Erin McKenna: “Looks like it’s a big success! Budgeted perfectly.”
She did extremely well in her playing with respect to cupcakes running out just before closing
time. and best of all she knows that she has enough supplies for tomorrow with the entire
process starts all over again at 4 a.m.

Summary
Read and fill in the blanks with the following words: budget, budgeting, budgeted,
production, produced, manufacturing, sold, relate, master, cash
This chapter describes the (1) process and shows how the various operating
budgets (2) to each other. The sales (3) is the foundation for profit
planning. Once the sales budget has been set, the (4) budget and the selling and
administrative expense budget can be prepared because they depend on how many units are to
be (5) . The production budget determines how many units are to be (6) ,
so after it is prepared, the various (7) cost budgets can be prepared. All
of these budgets feed into the (8) budget and the budgeted income statement and
balance sheet. The parts of the (9) budget are connected in many ways. For
example, the schedule of expected cash collections, which is completed in connection with the
sales budget, provides data for both the cash budget and the (10) balance sheet.
Questions
1. What is a budget? What is budgetary control?

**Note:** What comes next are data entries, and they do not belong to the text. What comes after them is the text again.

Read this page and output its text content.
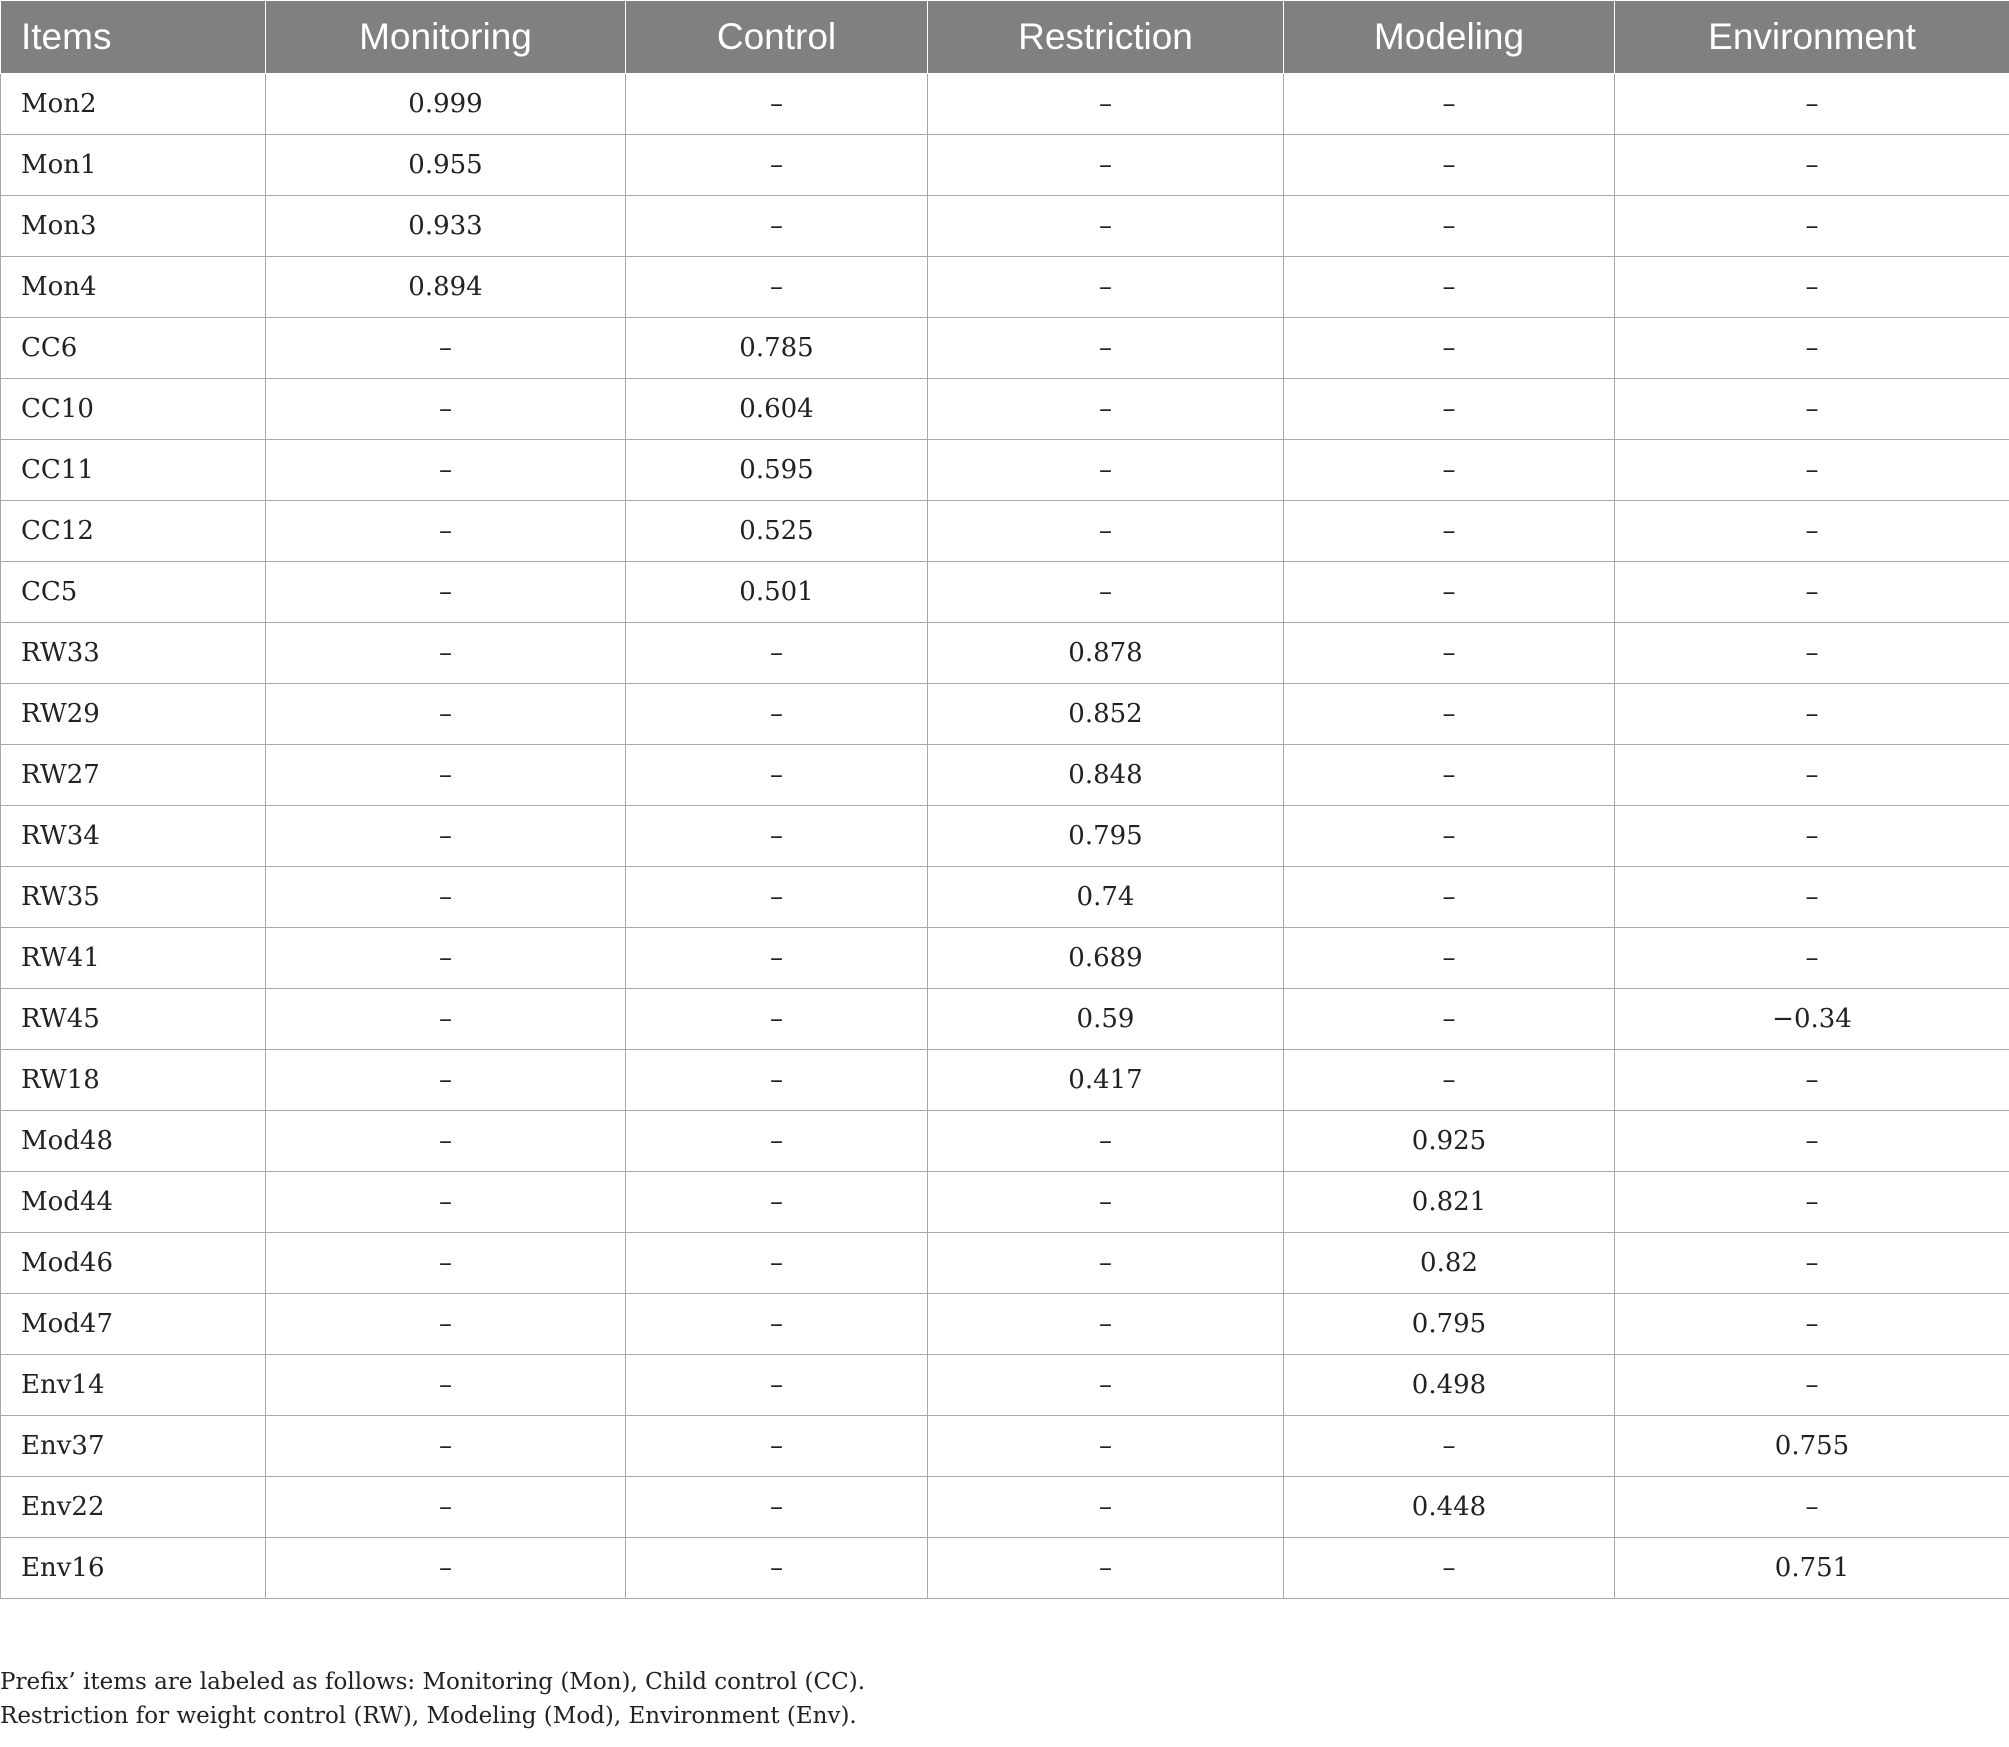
Items	Monitoring	Control	Restriction	Modeling	Environment
Mon2	0.999	–	–	–	–
Mon1	0.955	–	–	–	–
Mon3	0.933	–	–	–	–
Mon4	0.894	–	–	–	–
CC6	–	0.785	–	–	–
CC10	–	0.604	–	–	–
CC11	–	0.595	–	–	–
CC12	–	0.525	–	–	–
CC5	–	0.501	–	–	–
RW33	–	–	0.878	–	–
RW29	–	–	0.852	–	–
RW27	–	–	0.848	–	–
RW34	–	–	0.795	–	–
RW35	–	–	0.74	–	–
RW41	–	–	0.689	–	–
RW45	–	–	0.59	–	−0.34
RW18	–	–	0.417	–	–
Mod48	–	–	–	0.925	–
Mod44	–	–	–	0.821	–
Mod46	–	–	–	0.82	–
Mod47	–	–	–	0.795	–
Env14	–	–	–	0.498	–
Env37	–	–	–	–	0.755
Env22	–	–	–	0.448	–
Env16	–	–	–	–	0.751
Prefix’ items are labeled as follows: Monitoring (Mon), Child control (CC).
Restriction for weight control (RW), Modeling (Mod), Environment (Env).
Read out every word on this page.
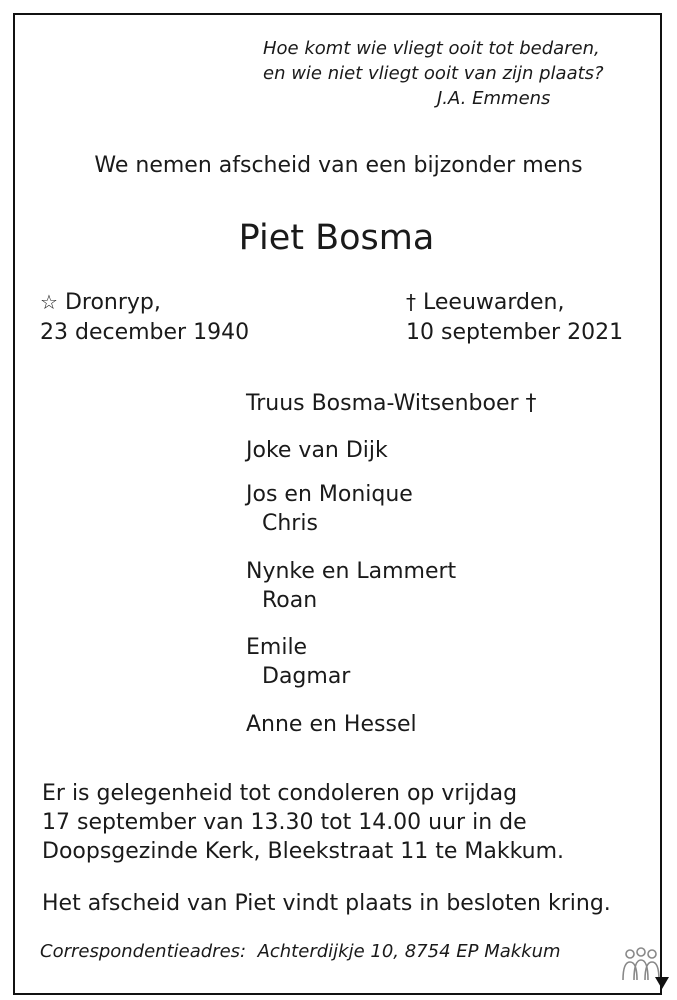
Hoe komt wie vliegt ooit tot bedaren,
en wie niet vliegt ooit van zijn plaats?
J.A. Emmens
We nemen afscheid van een bijzonder mens
Piet Bosma
☆ Dronryp,
23 december 1940
† Leeuwarden,
10 september 2021
Truus Bosma-Witsenboer †
Joke van Dijk
Jos en Monique
Chris
Nynke en Lammert
Roan
Emile
Dagmar
Anne en Hessel
Er is gelegenheid tot condoleren op vrijdag
17 september van 13.30 tot 14.00 uur in de
Doopsgezinde Kerk, Bleekstraat 11 te Makkum.
Het afscheid van Piet vindt plaats in besloten kring.
Correspondentieadres: Achterdijkje 10, 8754 EP Makkum
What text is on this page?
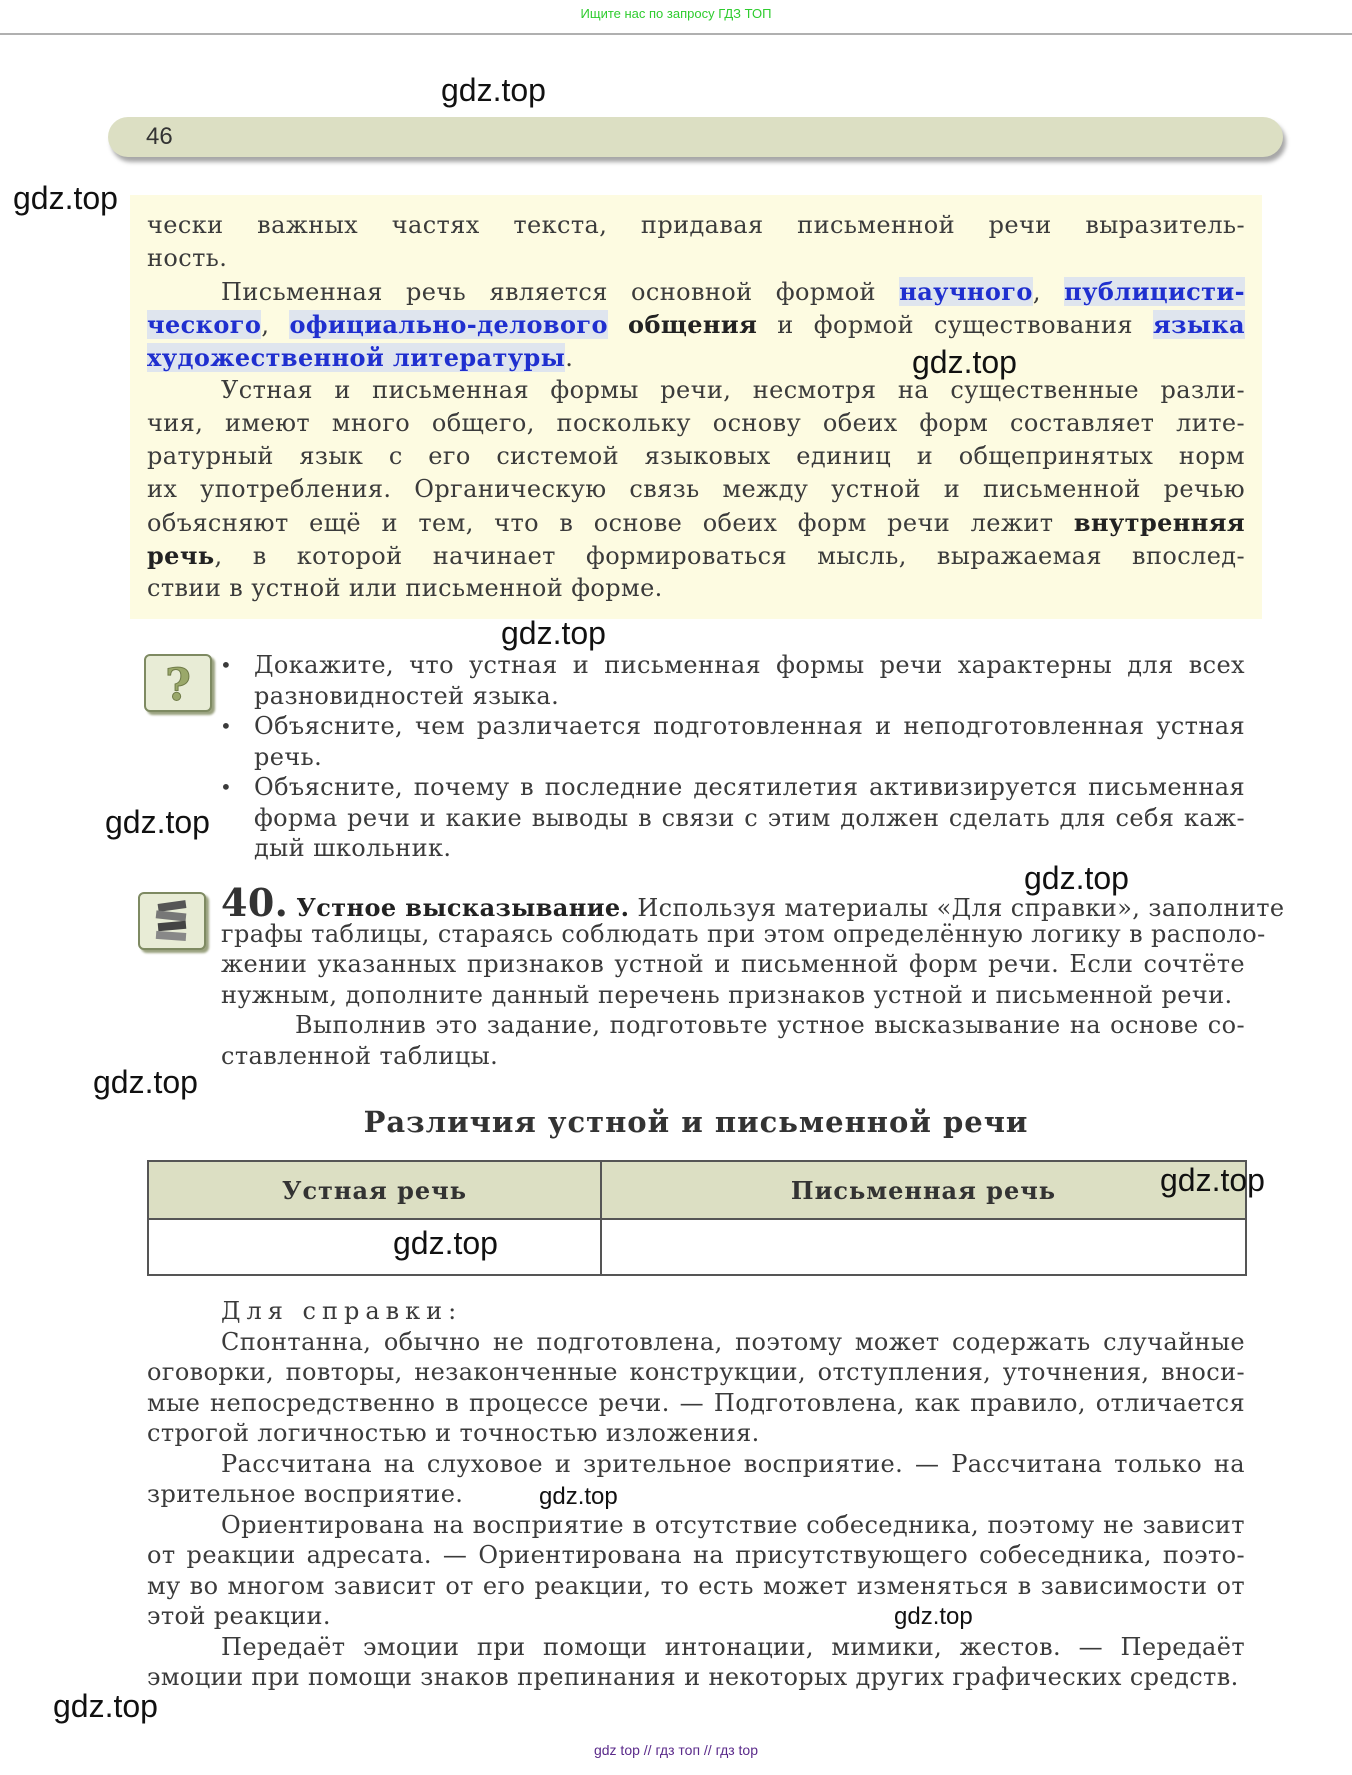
Ищите нас по запросу ГДЗ ТОП
46
чески важных частях текста, придавая письменной речи выразитель-
ность.
Письменная речь является основной формой научного, публицисти-
ческого, официально-делового общения и формой существования языка
художественной литературы.
Устная и письменная формы речи, несмотря на существенные разли-
чия, имеют много общего, поскольку основу обеих форм составляет лите-
ратурный язык с его системой языковых единиц и общепринятых норм
их употребления. Органическую связь между устной и письменной речью
объясняют ещё и тем, что в основе обеих форм речи лежит внутренняя
речь, в которой начинает формироваться мысль, выражаемая впослед-
ствии в устной или письменной форме.
? • Докажите, что устная и письменная формы речи характерны для всех
разновидностей языка.
• Объясните, чем различается подготовленная и неподготовленная устная
речь.
• Объясните, почему в последние десятилетия активизируется письменная
форма речи и какие выводы в связи с этим должен сделать для себя каж-
дый школьник.
40. Устное высказывание. Используя материалы «Для справки», заполните
графы таблицы, стараясь соблюдать при этом определённую логику в располо-
жении указанных признаков устной и письменной форм речи. Если сочтёте
нужным, дополните данный перечень признаков устной и письменной речи.
Выполнив это задание, подготовьте устное высказывание на основе со-
ставленной таблицы.
Различия устной и письменной речи
Устная речь	Письменная речь

Для справки:
Спонтанна, обычно не подготовлена, поэтому может содержать случайные
оговорки, повторы, незаконченные конструкции, отступления, уточнения, вноси-
мые непосредственно в процессе речи. — Подготовлена, как правило, отличается
строгой логичностью и точностью изложения.
Рассчитана на слуховое и зрительное восприятие. — Рассчитана только на
зрительное восприятие.
Ориентирована на восприятие в отсутствие собеседника, поэтому не зависит
от реакции адресата. — Ориентирована на присутствующего собеседника, поэто-
му во многом зависит от его реакции, то есть может изменяться в зависимости от
этой реакции.
Передаёт эмоции при помощи интонации, мимики, жестов. — Передаёт
эмоции при помощи знаков препинания и некоторых других графических средств.
gdz.top
gdz.top
gdz.top
gdz.top
gdz.top
gdz.top
gdz.top
gdz.top
gdz.top
gdz.top
gdz.top
gdz.top
gdz top // гдз топ // гдз top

2. Discuss some of the major benefits to be gained from budgeting.
3. What is a master budget? Briefly describe its contents.
4. Why is the sales forecast the starting point in budgeting?
5. “As a practical matter, planning and control mean exactly the same thing.” Do you agree?
Explain.
6. Describe the flow of budget data in an organization. Who are the participants in the
budgeting process, and how do they participate?
7. What is a self-imposed budget? What are the major advantages of self-imposed budgets?
What caution must be exercised in their use?
8. How can budgeting assist a company in planning its workforce staffing levels?
9. “The principal purpose of the cash budget is to see how much cash the company will have
in the bank at the end of the year.” Do you agree? Explain.